E-mail was not the solution; it wasn't until Hashim left Makongo High in Dar es Salaam to take a scholarship at Laiser Hill Academy in Nairobi, Kenya, that he was noticed by someone with international basketball connections. French businessman Oliver Noah, who organized the NOGA African All-Stars AAU team, saw Hashim play and offered to take him to the U.S., and, with Rukia's blessing, handled the paperwork for an I-20 visa.
Seven-foot-three Hasheem Thabeet -- the new, Americanized name on his passport -- arrived wide-eyed in Los Angeles in January 2005 and was placed at Stoneridge Prep, where neither the housing conditions (four players were packed into coach Ron Slater's home) nor the transcript situation (they designated him as an 11th-grader, rather than a 12th-) was ideal. By April he was on the move again, to Picayune, Miss., to live with a host family and attend a public high school. Transcript issues arose once again, prompting a move in June to Houston, where Mark McClanahan, a coach Thabeet had met at the Kingwood (AAU) Classic in Houston that spring, found him another host family and a spot as a senior on the Cypress Christian School team for the '05-06 season.

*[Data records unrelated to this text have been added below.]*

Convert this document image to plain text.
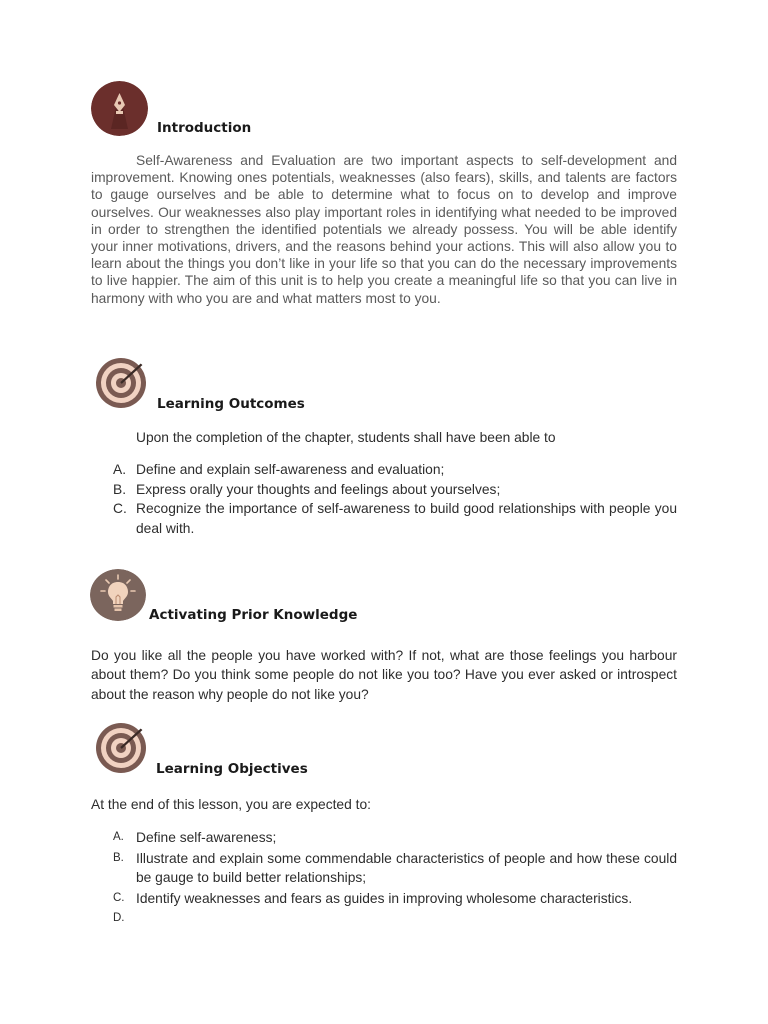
Introduction
Self-Awareness and Evaluation are two important aspects to self-development and
improvement. Knowing ones potentials, weaknesses (also fears), skills, and talents are factors
to gauge ourselves and be able to determine what to focus on to develop and improve
ourselves. Our weaknesses also play important roles in identifying what needed to be improved
in order to strengthen the identified potentials we already possess. You will be able identify
your inner motivations, drivers, and the reasons behind your actions. This will also allow you to
learn about the things you don’t like in your life so that you can do the necessary improvements
to live happier. The aim of this unit is to help you create a meaningful life so that you can live in
harmony with who you are and what matters most to you.
Learning Outcomes
Upon the completion of the chapter, students shall have been able to
A. Define and explain self-awareness and evaluation;
B. Express orally your thoughts and feelings about yourselves;
C. Recognize the importance of self-awareness to build good relationships with people you deal with.
Activating Prior Knowledge
Do you like all the people you have worked with? If not, what are those feelings you harbour about them? Do you think some people do not like you too? Have you ever asked or introspect about the reason why people do not like you?
Learning Objectives
At the end of this lesson, you are expected to:
A. Define self-awareness;
B. Illustrate and explain some commendable characteristics of people and how these could be gauge to build better relationships;
C. Identify weaknesses and fears as guides in improving wholesome characteristics.
D.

By the following summer Thabeet was at UConn, where he is now a junior majoring in geography. The bedroom walls of his campus apartment are decorated with SpongeBob SquarePants dolls, and his dresser doubles as a trophy stand for being last season's Big East Defensive Player of the Year and NABC Defensive Player of the Year.

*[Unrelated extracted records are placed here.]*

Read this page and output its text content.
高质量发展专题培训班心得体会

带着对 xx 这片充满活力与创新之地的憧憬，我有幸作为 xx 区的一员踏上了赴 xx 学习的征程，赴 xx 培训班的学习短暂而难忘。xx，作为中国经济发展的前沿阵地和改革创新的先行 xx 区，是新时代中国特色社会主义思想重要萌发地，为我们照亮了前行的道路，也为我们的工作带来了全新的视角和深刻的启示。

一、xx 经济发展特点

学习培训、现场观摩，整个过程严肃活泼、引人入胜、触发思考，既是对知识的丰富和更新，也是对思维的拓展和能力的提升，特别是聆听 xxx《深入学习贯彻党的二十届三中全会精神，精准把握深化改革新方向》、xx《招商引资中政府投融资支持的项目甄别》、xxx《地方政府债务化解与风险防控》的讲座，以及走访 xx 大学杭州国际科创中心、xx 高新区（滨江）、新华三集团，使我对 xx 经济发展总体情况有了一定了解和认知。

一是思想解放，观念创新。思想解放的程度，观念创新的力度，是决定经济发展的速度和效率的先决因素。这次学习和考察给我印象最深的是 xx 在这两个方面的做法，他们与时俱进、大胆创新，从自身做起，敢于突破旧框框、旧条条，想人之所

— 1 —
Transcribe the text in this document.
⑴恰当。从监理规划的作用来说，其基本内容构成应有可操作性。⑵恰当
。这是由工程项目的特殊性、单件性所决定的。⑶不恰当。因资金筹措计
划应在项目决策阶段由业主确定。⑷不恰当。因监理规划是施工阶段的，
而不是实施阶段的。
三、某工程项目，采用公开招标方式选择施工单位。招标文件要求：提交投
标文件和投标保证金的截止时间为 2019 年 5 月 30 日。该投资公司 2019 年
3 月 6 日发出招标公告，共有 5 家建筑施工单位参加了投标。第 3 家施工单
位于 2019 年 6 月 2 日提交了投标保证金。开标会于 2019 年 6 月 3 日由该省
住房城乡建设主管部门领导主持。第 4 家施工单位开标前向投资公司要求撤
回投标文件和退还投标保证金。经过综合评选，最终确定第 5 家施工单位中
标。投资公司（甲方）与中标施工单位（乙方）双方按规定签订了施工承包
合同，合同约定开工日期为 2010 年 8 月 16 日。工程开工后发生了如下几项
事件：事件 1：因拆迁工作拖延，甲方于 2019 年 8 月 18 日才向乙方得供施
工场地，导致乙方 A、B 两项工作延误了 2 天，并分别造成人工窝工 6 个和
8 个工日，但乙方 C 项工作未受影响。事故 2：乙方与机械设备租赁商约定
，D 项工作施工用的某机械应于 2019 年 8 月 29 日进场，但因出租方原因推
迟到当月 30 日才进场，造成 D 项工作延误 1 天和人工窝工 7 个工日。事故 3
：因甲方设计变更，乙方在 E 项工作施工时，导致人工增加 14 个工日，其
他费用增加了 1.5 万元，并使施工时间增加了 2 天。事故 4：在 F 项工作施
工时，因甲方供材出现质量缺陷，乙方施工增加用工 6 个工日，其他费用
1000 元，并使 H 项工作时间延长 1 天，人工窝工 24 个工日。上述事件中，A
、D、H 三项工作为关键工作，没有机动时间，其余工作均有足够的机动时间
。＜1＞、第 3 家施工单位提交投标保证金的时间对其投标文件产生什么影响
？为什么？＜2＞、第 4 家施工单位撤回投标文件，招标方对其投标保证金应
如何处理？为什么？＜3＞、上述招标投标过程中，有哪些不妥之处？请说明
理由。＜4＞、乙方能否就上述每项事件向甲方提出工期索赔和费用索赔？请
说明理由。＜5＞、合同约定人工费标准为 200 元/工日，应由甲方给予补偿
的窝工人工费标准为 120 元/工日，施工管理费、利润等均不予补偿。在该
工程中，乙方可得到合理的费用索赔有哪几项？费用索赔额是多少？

In Arabic, Hashim means "destroyer of evil," and the shot blocking that earned those awards (147 swats as a sophomore, breaking Alonzo Mourning's Big East single-season blocks record) is an instinctual talent. The crash course in post offense that Thabeet received at UConn has helped him grow from a comedic liability to someone who, says Huskies graduate assistant Justin Evanovich, "is conscious of his ability to dunk everything." Huskies coach Jim Calhoun laughs at his first memory of Thabeet ("He would get a rebound in Houston, throw it and then watch nine guys run") and beams with pride when he says that "no player I've ever had at UConn has improved to the level that Hasheem has improved."

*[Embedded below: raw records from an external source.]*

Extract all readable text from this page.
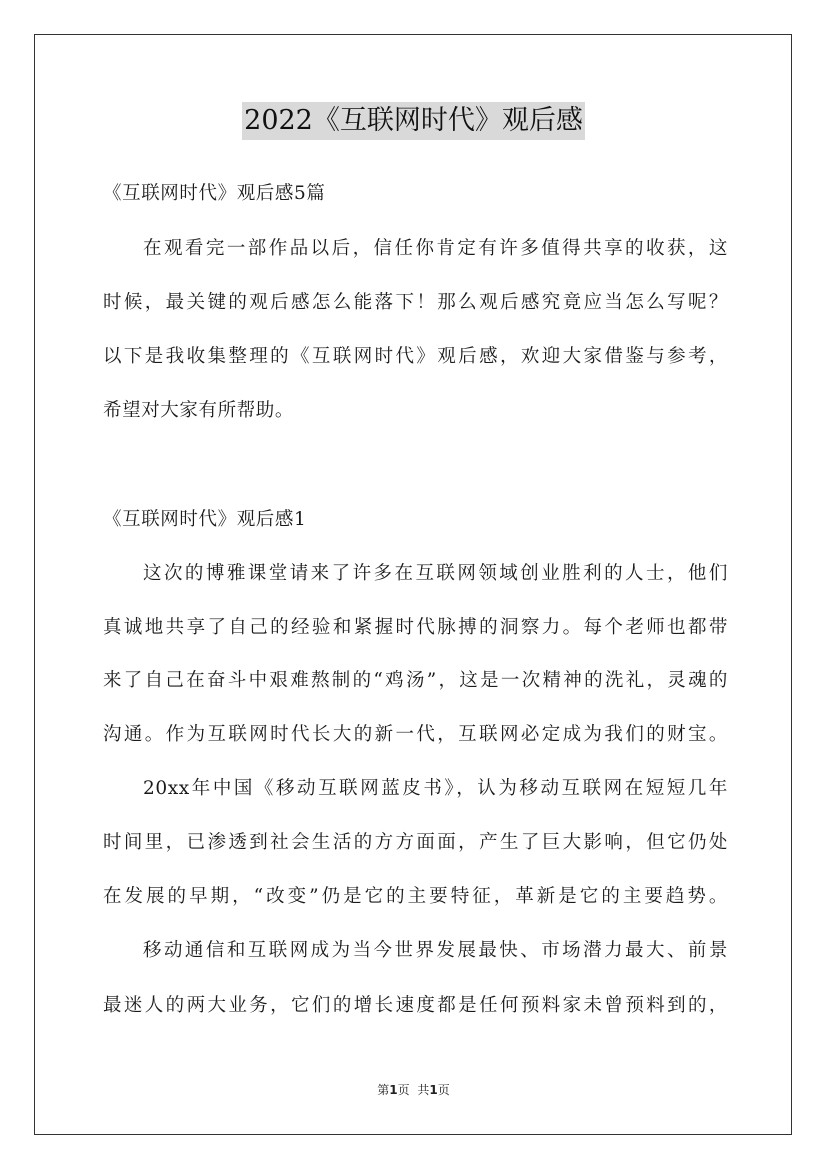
2022《互联网时代》观后感
《互联网时代》观后感5篇
在观看完一部作品以后，信任你肯定有许多值得共享的收获，这
时候，最关键的观后感怎么能落下！那么观后感究竟应当怎么写呢？
以下是我收集整理的《互联网时代》观后感，欢迎大家借鉴与参考，
希望对大家有所帮助。
《互联网时代》观后感1
这次的博雅课堂请来了许多在互联网领域创业胜利的人士，他们
真诚地共享了自己的经验和紧握时代脉搏的洞察力。每个老师也都带
来了自己在奋斗中艰难熬制的“鸡汤”，这是一次精神的洗礼，灵魂的
沟通。作为互联网时代长大的新一代，互联网必定成为我们的财宝。
20xx年中国《移动互联网蓝皮书》，认为移动互联网在短短几年
时间里，已渗透到社会生活的方方面面，产生了巨大影响，但它仍处
在发展的早期，“改变”仍是它的主要特征，革新是它的主要趋势。
移动通信和互联网成为当今世界发展最快、市场潜力最大、前景
最迷人的两大业务，它们的增长速度都是任何预料家未曾预料到的，
第1页 共1页
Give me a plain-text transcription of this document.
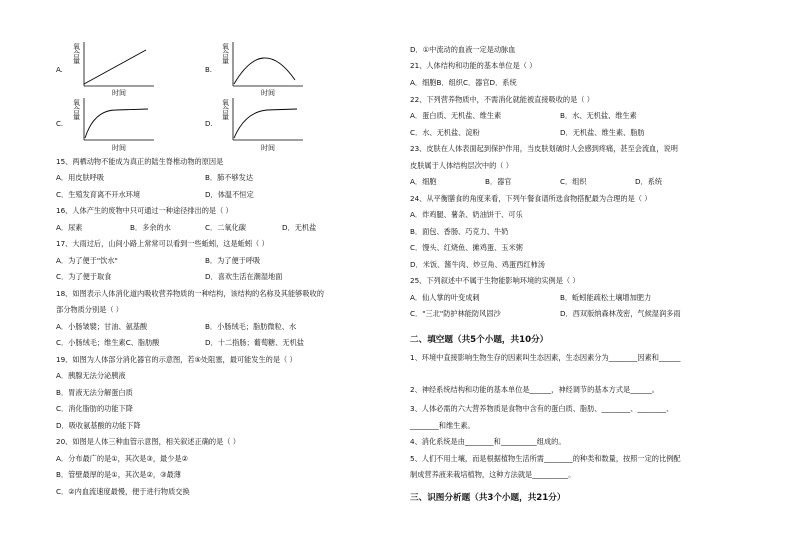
A.
氧
合
量
时间
B.
氧
合
量
时间
C.
氧
合
量
时间
D.
氧
合
量
时间
15、两栖动物不能成为真正的陆生脊椎动物的原因是
A．用皮肤呼吸	B．肺不够发达
C．生殖发育离不开水环境	D．体温不恒定
16、人体产生的废物中只可通过一种途径排出的是（ ）
A．尿素	B．多余的水	C．二氧化碳	D．无机盐
17、大雨过后，山间小路上常常可以看到一些蚯蚓，这是蚯蚓（ ）
A．为了便于"饮水"	B．为了便于呼吸
C．为了便于取食	D．喜欢生活在潮湿地面
18、如图表示人体消化道内吸收营养物质的一种结构，该结构的名称及其能够吸收的
部分物质分别是（ ）
A．小肠皱襞；甘油、氨基酸	B．小肠绒毛；脂肪微粒、水
C．小肠绒毛；维生素C、脂肪酸	D．十二指肠；葡萄糖、无机盐
19、如图为人体部分消化器官的示意图，若⑤处阻塞，最可能发生的是（ ）
A．胰腺无法分泌胰液
B．胃液无法分解蛋白质
C．消化脂肪的功能下降
D．吸收氨基酸的功能下降
20、如图是人体三种血管示意图，相关叙述正确的是（ ）
A．分布最广的是①，其次是③，最少是②
B．管壁最厚的是①，其次是②，③最薄
C．②内血流速度最慢，便于进行物质交换
D．①中流动的血液一定是动脉血
21、人体结构和功能的基本单位是（ ）
A．细胞B．组织C．器官D．系统
22、下列营养物质中，不需消化就能被直接吸收的是（ ）
A．蛋白质、无机盐、维生素	B．水、无机盐、维生素
C．水、无机盐、淀粉	D．无机盐、维生素、脂肪
23、皮肤在人体表面起到保护作用，当皮肤划破时人会感到疼痛，甚至会流血，说明
皮肤属于人体结构层次中的（ ）
A．细胞	B．器官	C．组织	D．系统
24、从平衡膳食的角度来看，下列午餐食谱所选食物搭配最为合理的是（ ）
A．炸鸡腿、薯条、奶油饼干、可乐
B．面包、香肠、巧克力、牛奶
C．馒头、红烧鱼、摊鸡蛋、玉米粥
D．米饭、酱牛肉、炒豆角、鸡蛋西红柿汤
25、下列叙述中不属于生物能影响环境的实例是（ ）
A．仙人掌的叶变成刺	B．蚯蚓能疏松土壤增加肥力
C．"三北"防护林能防风固沙	D．西双版纳森林茂密，气候湿润多雨
二、填空题（共5个小题，共10分）
1、环境中直接影响生物生存的因素叫生态因素，生态因素分为________因素和______
2、神经系统结构和功能的基本单位是______，神经调节的基本方式是______。
3、人体必需的六大营养物质是食物中含有的蛋白质、脂肪、________、________、
________和维生素。
4、消化系统是由________和__________组成的。
5、人们不用土壤，而是根据植物生活所需________的种类和数量，按照一定的比例配
制成营养液来栽培植物，这种方法就是__________。
三、识图分析题（共3个小题，共21分）
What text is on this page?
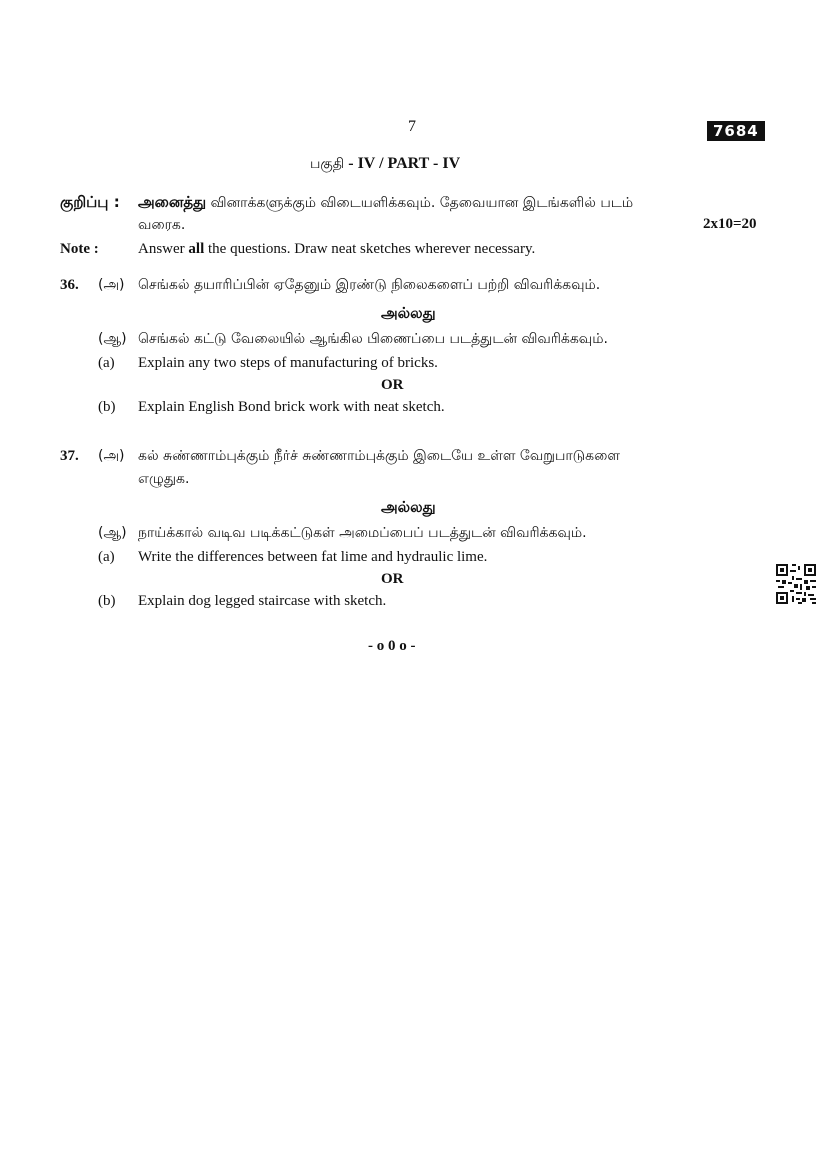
7	7684
பகுதி - IV / PART - IV
குறிப்பு : அனைத்து வினாக்களுக்கும் விடையளிக்கவும். தேவையான இடங்களில் படம்
வரைக.	2x10=20
Note :	Answer all the questions. Draw neat sketches wherever necessary.
36. (அ) செங்கல் தயாரிப்பின் ஏதேனும் இரண்டு நிலைகளைப் பற்றி விவரிக்கவும்.
அல்லது
(ஆ) செங்கல் கட்டு வேலையில் ஆங்கில பிணைப்பை படத்துடன் விவரிக்கவும்.
(a) Explain any two steps of manufacturing of bricks.
OR
(b) Explain English Bond brick work with neat sketch.
37. (அ) கல் சுண்ணாம்புக்கும் நீர்ச் சுண்ணாம்புக்கும் இடையே உள்ள வேறுபாடுகளை
எழுதுக.
அல்லது
(ஆ) நாய்க்கால் வடிவ படிக்கட்டுகள் அமைப்பைப் படத்துடன் விவரிக்கவும்.
(a) Write the differences between fat lime and hydraulic lime.
OR
(b) Explain dog legged staircase with sketch.
- o 0 o -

Since his father's passing, all Thabeet has done is change cities five times, countries twice and his name once. He basically learned how to play offense from scratch while establishing himself as the nation's premier defensive game-changer. Thabeet has adapted, and he has overcome.
If Uconn, which finished 24-9 last season, were to win a national championship in April, it would be the first basketball team to visit the White House under Barack Obama, whose absentee father was an economist in the Kenyan Ministry of Finance -- only nine miles from the Nairobi school where Thabeet was discovered. The gravity of this African connection is not lost on Thabeet, but it wouldn't be his first presidential encounter, either.
On Sept. 21 he arrived at the Intercontinental Hotel in New York City wearing a Euro-cut suit, and he joined Tanzania's president, Jakaya Kikwete -- who was in town for the opening of the U.N. General Assembly -- in breaking Ramadan fast. This was their third meeting, and it came with a reminder from Kikwete "to keep representing the country well." At their first meeting, in Boston when Thabeet was a freshman, he showed up in a fitted New York Yankees hat, brown sweater and jeans. ("I wasn't grown up yet," he says sheepishly.) When a photo of him appeared on Michuzi, the highest-trafficked Tanzanian blog, he was lambasted by some Swahili-speaking commenters for being disrespectful and undeserving of such attention.